According to Prof. Ahlstrom’s research, the cultivation of guanxi can be thought of as a form of significant “social capital,” which is formed over time and are based on trust and reciprocity. By having guanxi with domestic Chinese companies, foreign firms stand to gain in the following ways:

  • Domestic companies often possess “social capital” with the local authorities. So it is very useful for foreign companies seeking to establish new ventures and to expand within the country to build alliances with them.
  • Alliance partners can also help with dispute resolutions by managing problems with government officials, judges and the police.
  • Firms can receive privileges and state contracts by cultivating extensive networks through gifts, cash or favors for family members. Managers of indigenous companies can help their foreign business partners achieve these goals.
  • Connections with local government officials play a crucial role in conducting business smoothly. As the Chinese saying goes: It is impossible for a powerful dragon to crush the head of a local snake.
  • Guanxi can be essential in getting approval for imports, bank loans, favorable taxes, as well as favorable judgments.

The Cost of Guanxi

Guanxi can be valuable, however, it also carries costs and risks. For example, if the government official with whom a company has connections is suddenly out, the next person in power may not be so helpful or may work against the company if he or she happens to be a rival of the previous official, according to the study.

At the same time, negative issues such as corruption are also closely tied with guanxi, which raises an important issue: How can firms circumvent these negative aspects when they try to make use of guanxi?
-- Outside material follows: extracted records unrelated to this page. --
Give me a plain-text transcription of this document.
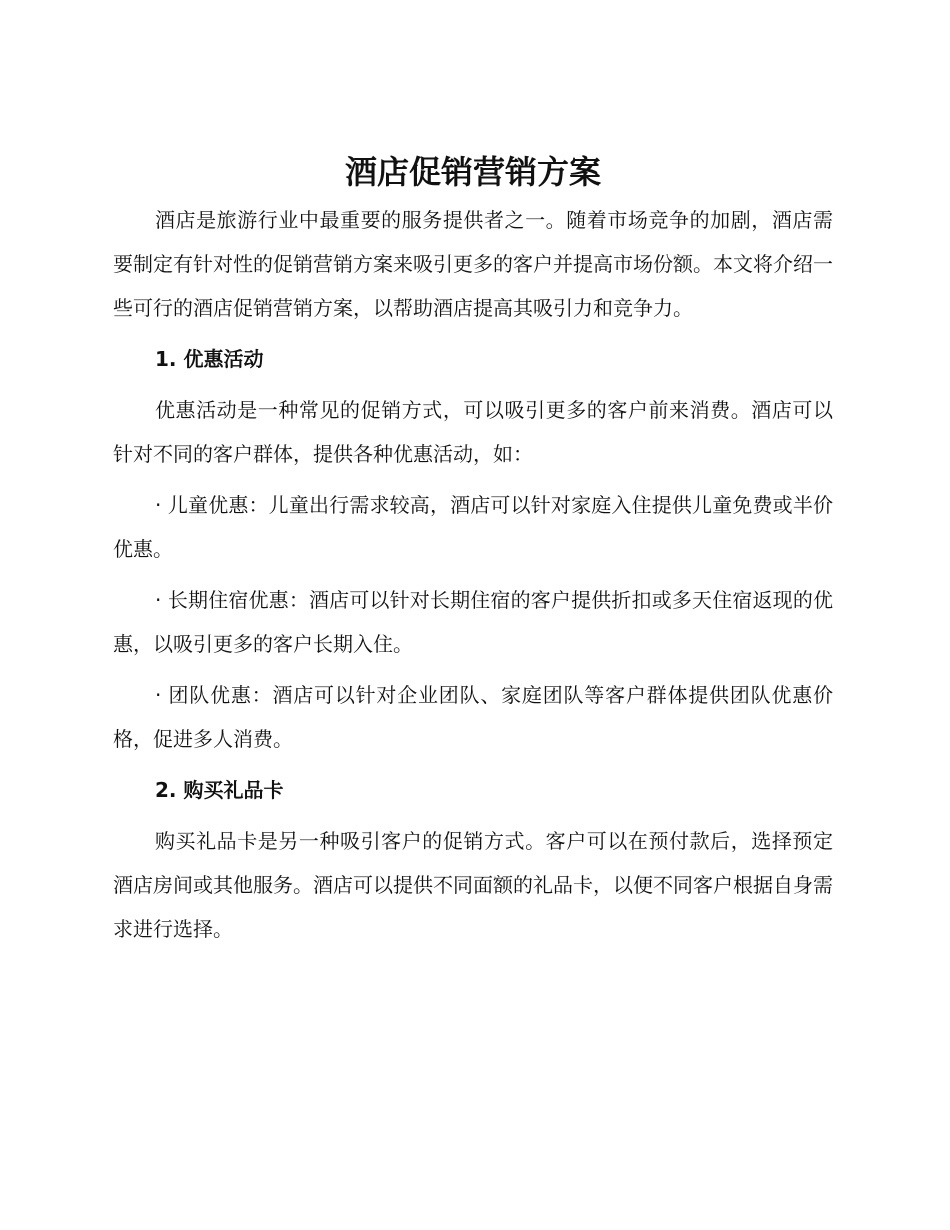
酒店促销营销方案

酒店是旅游行业中最重要的服务提供者之一。随着市场竞争的加剧，酒店需要制定有针对性的促销营销方案来吸引更多的客户并提高市场份额。本文将介绍一些可行的酒店促销营销方案，以帮助酒店提高其吸引力和竞争力。

1. 优惠活动

优惠活动是一种常见的促销方式，可以吸引更多的客户前来消费。酒店可以针对不同的客户群体，提供各种优惠活动，如：

· 儿童优惠：儿童出行需求较高，酒店可以针对家庭入住提供儿童免费或半价优惠。

· 长期住宿优惠：酒店可以针对长期住宿的客户提供折扣或多天住宿返现的优惠，以吸引更多的客户长期入住。

· 团队优惠：酒店可以针对企业团队、家庭团队等客户群体提供团队优惠价格，促进多人消费。

2. 购买礼品卡

购买礼品卡是另一种吸引客户的促销方式。客户可以在预付款后，选择预定酒店房间或其他服务。酒店可以提供不同面额的礼品卡，以便不同客户根据自身需求进行选择。
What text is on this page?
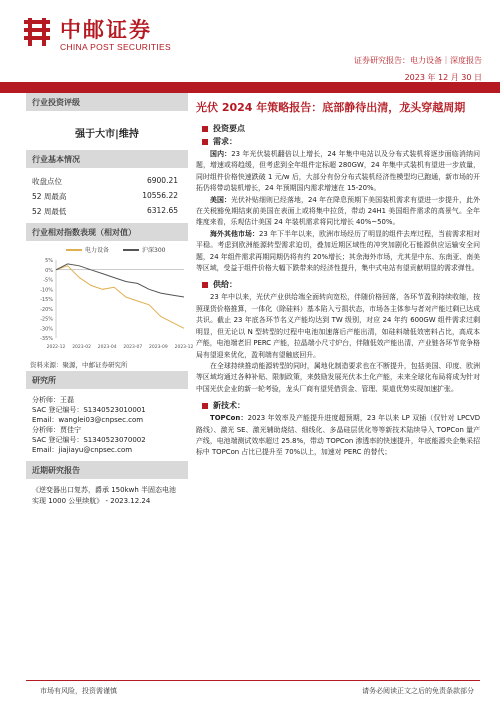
中邮证券
CHINA POST SECURITIES
证券研究报告：电力设备｜深度报告
2023 年 12 月 30 日
行业投资评级
强于大市|维持
行业基本情况
收盘点位	6900.21
52 周最高	10556.22
52 周最低	6312.65
行业相对指数表现（相对值）
电力设备	沪深300
5%
0%
-5%
-10%
-15%
-20%
-25%
-30%
-35%
2022-12 2023-02 2023-04 2023-07 2023-09 2023-12
资料来源：聚源，中邮证券研究所
研究所
分析师：王磊
SAC 登记编号：S1340523010001
Email：wanglei03@cnpsec.com
分析师：贾佳宁
SAC 登记编号：S1340523070002
Email：jiajiayu@cnpsec.com
近期研究报告
《逆变器出口复苏，爵承 150kwh 半固态电池实现 1000 公里续航》 - 2023.12.24
光伏 2024 年策略报告：底部静待出清，龙头穿越周期
投资要点
需求：
国内：23 年光伏装机翻倍以上增长，24 年集中电站以及分布式装机将逐步面临消纳问题，增速或将趋缓，但考虑到全年组件定标超 280GW，24 年集中式装机有望进一步放量，同时组件价格快速跌破 1 元/w 后，大部分有份分布式装机经济性模型均已跑通，新市场的开拓仍将带动装机增长，24 年预期国内需求增速在 15-20%。
美国：光伏补贴细则已经落地，24 年在降息预期下美国装机需求有望进一步提升，此外在关税豁免期结束前美国在表面上或将集中拉货，带动 24H1 美国组件需求的高景气。全年维度来看，乐观估计美国 24 年装机需求将同比增长 40%~50%。
海外其他市场：23 年下半年以来，欧洲市场经历了明显的组件去库过程，当前需求相对平稳。考虑到欧洲能源转型需求迫切，叠加近期区域性的冲突加剧化石能源供应运输安全问题，24 年组件需求再期同期仍将有约 20%增长；其余海外市场，尤其是中东、东南亚、南美等区域，受益于组件价格大幅下跌带来的经济性提升，集中式电站有望贡献明显的需求弹性。
供给：
23 年中以来，光伏产业供给端全面转向宽松，伴随价格回落，各环节盈利持续收缩，按照现货价格推算，一体化（除硅料）基本陷入亏损状态，市场各主体参与者对产能过剩已达成共识。截止 23 年底各环节名义产能均达到 TW 级别，对应 24 年约 600GW 组件需求过剩明显，但无论以 N 型转型的过程中电池加速落后产能出清，如硅料端低效密料占比，高成本产能，电池端老旧 PERC 产能，拉晶端小尺寸炉台，伴随低效产能出清，产业链各环节竞争格局有望迎来优化，盈利端有望触底回升。
在全球持续推动能源转型的同时，属地化制造要求也在不断提升，包括美国、印度、欧洲等区域均通过各种补贴、限制政策，来鼓励发展光伏本土化产能，未来全球化布局将成为针对中国光伏企业的新一轮考验，龙头厂商有望凭借资金、管理、渠道优势实现加速扩张。
新技术：
TOPCon：2023 年效率及产能提升进度超预期，23 年以来 LP 双插（仅针对 LPCVD 路线）、激光 SE、激光辅助烧结、细线化、多晶硅层优化等等新技术陆续导入 TOPCon 量产产线，电池端测试效率超过 25.8%，带动 TOPCon 渗透率的快速提升，年底能源央企集采招标中 TOPCon 占比已提升至 70%以上，加速对 PERC 的替代；
市场有风险，投资需谨慎	请务必阅读正文之后的免责条款部分
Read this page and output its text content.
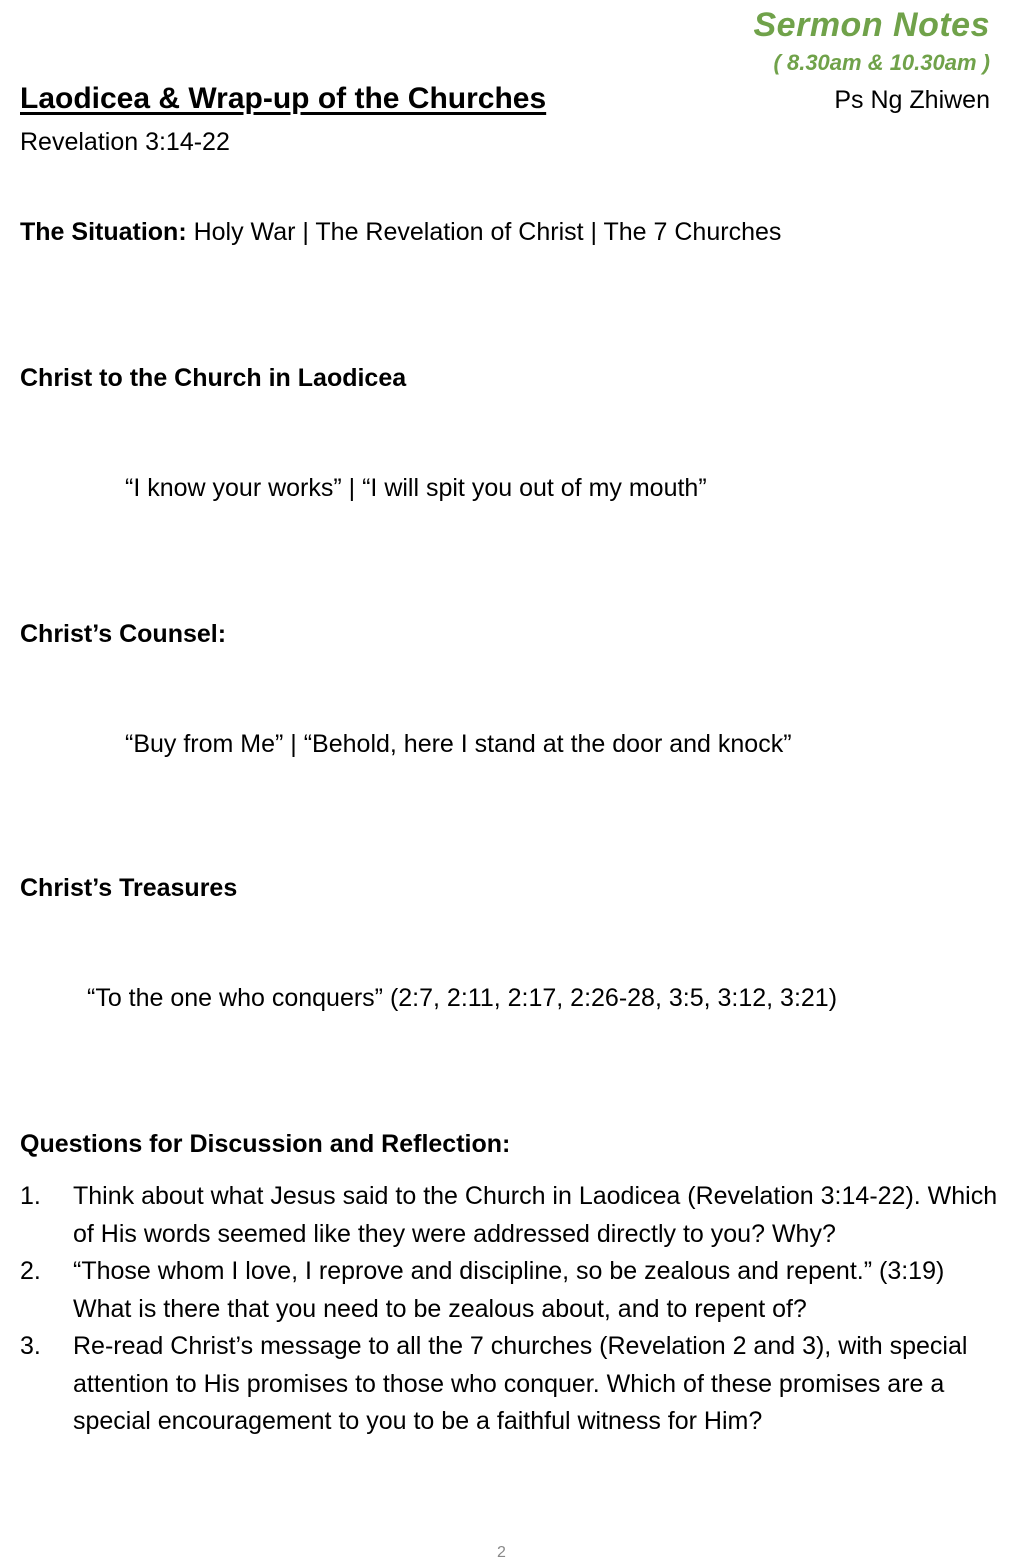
Sermon Notes
( 8.30am & 10.30am )
Ps Ng Zhiwen
Laodicea & Wrap-up of the Churches
Revelation 3:14-22
The Situation: Holy War | The Revelation of Christ | The 7 Churches
Christ to the Church in Laodicea
“I know your works” | “I will spit you out of my mouth”
Christ’s Counsel:
“Buy from Me” | “Behold, here I stand at the door and knock”
Christ’s Treasures
“To the one who conquers” (2:7, 2:11, 2:17, 2:26-28, 3:5, 3:12, 3:21)
Questions for Discussion and Reflection:
1. Think about what Jesus said to the Church in Laodicea (Revelation 3:14-22). Which of His words seemed like they were addressed directly to you? Why?
2. “Those whom I love, I reprove and discipline, so be zealous and repent.” (3:19) What is there that you need to be zealous about, and to repent of?
3. Re-read Christ’s message to all the 7 churches (Revelation 2 and 3), with special attention to His promises to those who conquer. Which of these promises are a special encouragement to you to be a faithful witness for Him?
2
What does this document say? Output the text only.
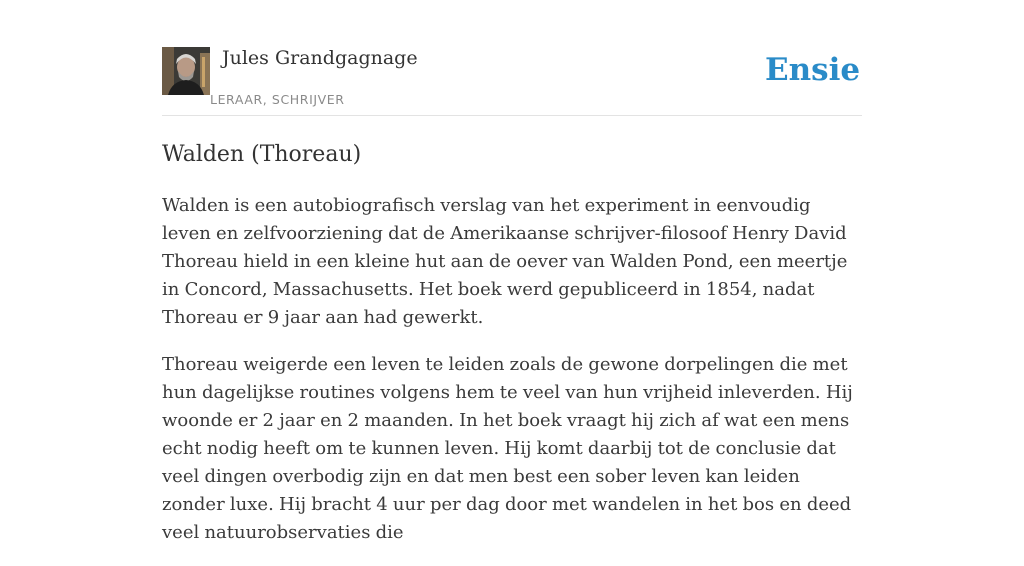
Jules Grandgagnage
LERAAR, SCHRIJVER
Ensie
Walden (Thoreau)

Walden is een autobiografisch verslag van het experiment in eenvoudig leven en zelfvoorziening dat de Amerikaanse schrijver-filosoof Henry David Thoreau hield in een kleine hut aan de oever van Walden Pond, een meertje in Concord, Massachusetts. Het boek werd gepubliceerd in 1854, nadat Thoreau er 9 jaar aan had gewerkt.

Thoreau weigerde een leven te leiden zoals de gewone dorpelingen die met hun dagelijkse routines volgens hem te veel van hun vrijheid inleverden. Hij woonde er 2 jaar en 2 maanden. In het boek vraagt hij zich af wat een mens echt nodig heeft om te kunnen leven. Hij komt daarbij tot de conclusie dat veel dingen overbodig zijn en dat men best een sober leven kan leiden zonder luxe. Hij bracht 4 uur per dag door met wandelen in het bos en deed veel natuurobservaties die
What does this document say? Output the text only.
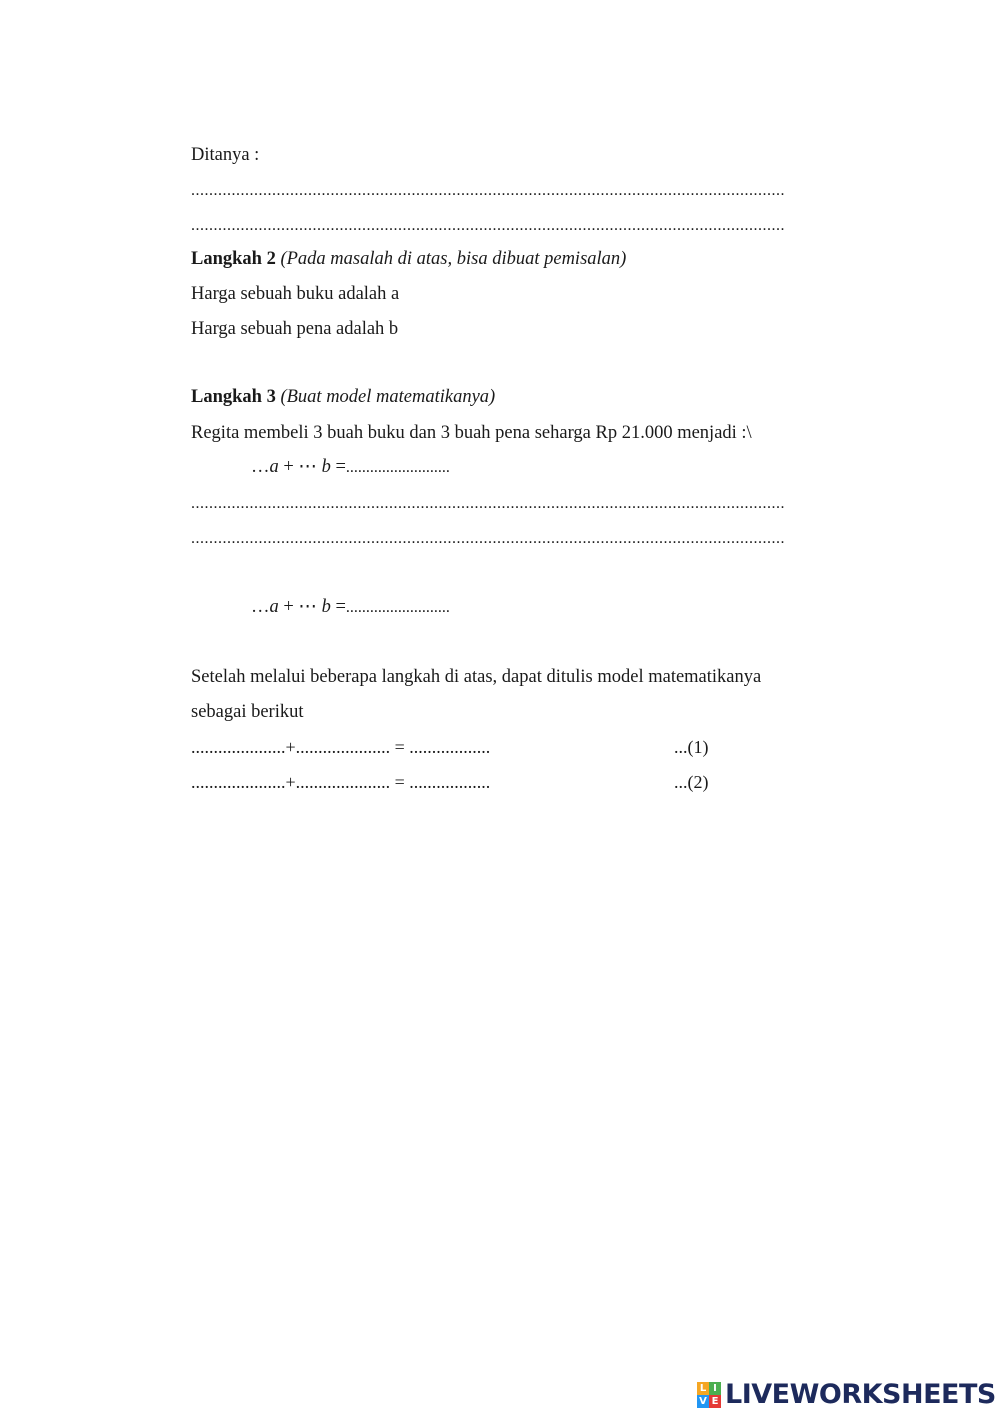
Ditanya :
....................................................................................................................................
....................................................................................................................................
Langkah 2 (Pada masalah di atas, bisa dibuat pemisalan)
Harga sebuah buku adalah a
Harga sebuah pena adalah b
Langkah 3 (Buat model matematikanya)
Regita membeli 3 buah buku dan 3 buah pena seharga Rp 21.000 menjadi :\
…a + ⋯ b =..........................
....................................................................................................................................
....................................................................................................................................
…a + ⋯ b =..........................
Setelah melalui beberapa langkah di atas, dapat ditulis model matematikanya
sebagai berikut
.....................+..................... = ..................	...(1)
.....................+..................... = ..................	...(2)
L I
V E LIVEWORKSHEETS
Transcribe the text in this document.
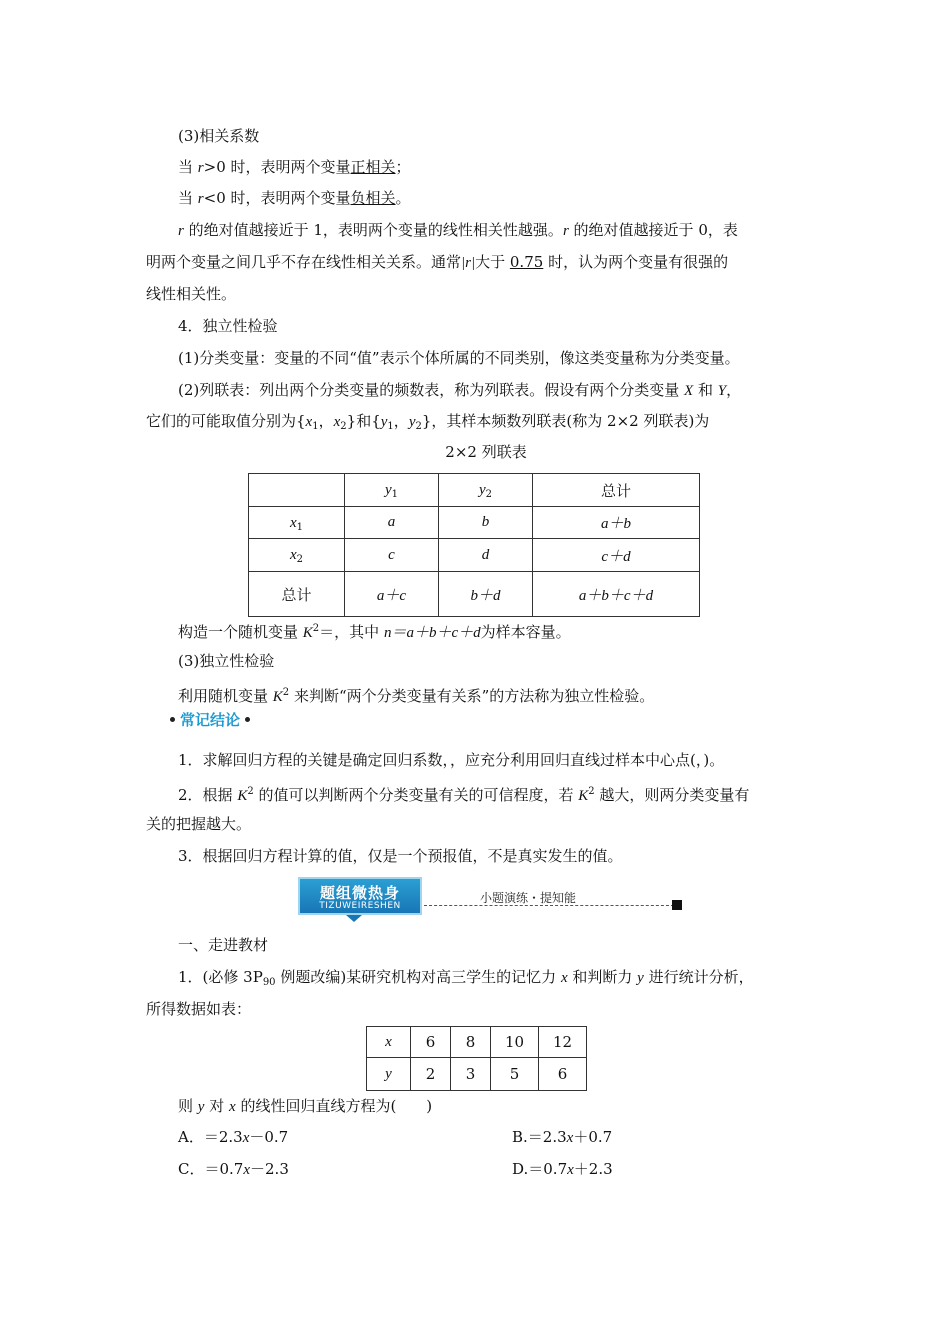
(3)相关系数
当 r>0 时，表明两个变量正相关；
当 r<0 时，表明两个变量负相关。
r 的绝对值越接近于 1，表明两个变量的线性相关性越强。r 的绝对值越接近于 0，表
明两个变量之间几乎不存在线性相关关系。通常|r|大于 0.75 时，认为两个变量有很强的
线性相关性。
4．独立性检验
(1)分类变量：变量的不同“值”表示个体所属的不同类别，像这类变量称为分类变量。
(2)列联表：列出两个分类变量的频数表，称为列联表。假设有两个分类变量 X 和 Y，
它们的可能取值分别为{$x_1$，$x_2$}和{$y_1$，$y_2$}，其样本频数列联表(称为 2×2 列联表)为
2×2 列联表
	$y_1$	$y_2$	总计
$x_1$	a	b	a＋b
$x_2$	c	d	c＋d
总计	a＋c	b＋d	a＋b＋c＋d
构造一个随机变量 $K^2=$，其中 n＝a＋b＋c＋d为样本容量。
(3)独立性检验
利用随机变量 $K^2$ 来判断“两个分类变量有关系”的方法称为独立性检验。
常记结论
1．求解回归方程的关键是确定回归系数，，应充分利用回归直线过样本中心点(，)。
2．根据 $K^2$ 的值可以判断两个分类变量有关的可信程度，若 $K^2$ 越大，则两分类变量有
关的把握越大。
3．根据回归方程计算的值，仅是一个预报值，不是真实发生的值。
题组微热身
TIZUWEIRESHEN
小题演练・提知能
一、走进教材
1．(必修 $3P_{90}$ 例题改编)某研究机构对高三学生的记忆力 x 和判断力 y 进行统计分析，
所得数据如表：
x	6	8	10	12
y	2	3	5	6
则 y 对 x 的线性回归直线方程为(　　)
A．＝2.3x－0.7	B.＝2.3x＋0.7
C．＝0.7x－2.3	D.＝0.7x＋2.3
Guanxi is an influence technique,“ says Prof. Ahlstrom. “Friendly connections can only get you to a certain point, but not all the way. Generally speaking, firms need to avoid the ethically questionable situations as best as they can and follow the law.”

Making It Work

For firms seeking alliance partners in China to leverage their guanxi with strategic parties, Prof. Ahlstrom and his coauthors have shared some tips:

  • Find the right person. It’s best for companies to hire a liaison person, who is experienced in handling guanxi with local government officials and regulators. “Depending on who the regulator is, hire a former city or county official, or a former village head,” suggests Prof. Ahlstrom. “That local person will be able to handle issues like permits, waste removals, taking regulators out for dinners, gift-giving and so on,” he adds. Companies may also want to consider hiring a consultant who has expertise in local as well as cross-border laws.
  • Know what you can and cannot offer. Companies should avoid situations where they may be forced to get involved in unethical and illegal practices. “Be honest and specific in identifying what you are and aren’t comfortable with,” he says.
  • Perform sufficient due diligence on your partners. It is vital to identify what the collaborators have to offer and to perform due diligence on them and their personnel.
  • Watch over the alliance. Once an alliance is formed, monitoring its progress should be on your list of priorities. To prevent frauds carried out by local partners, foreign firms should have managers in residence with control over the joint venture’s finances and property.

Lastly, Prof. Wong believes that to develop a long-term and deep guanxi with anyone in China, one has to go beyond the simple exchange of “I want to get something from you, so I’ll start doing favors for you” as the other party would easily detect your motives. “You need to find out what that person’s value system is,” says Prof. Wong. “Do him a favor only if you also share the same value and if it benefits yourself, too. There has to be a shared value before someone considers you a ‘family member.’ And this is what differentiates guanxi from the Western concept of networking,” he says.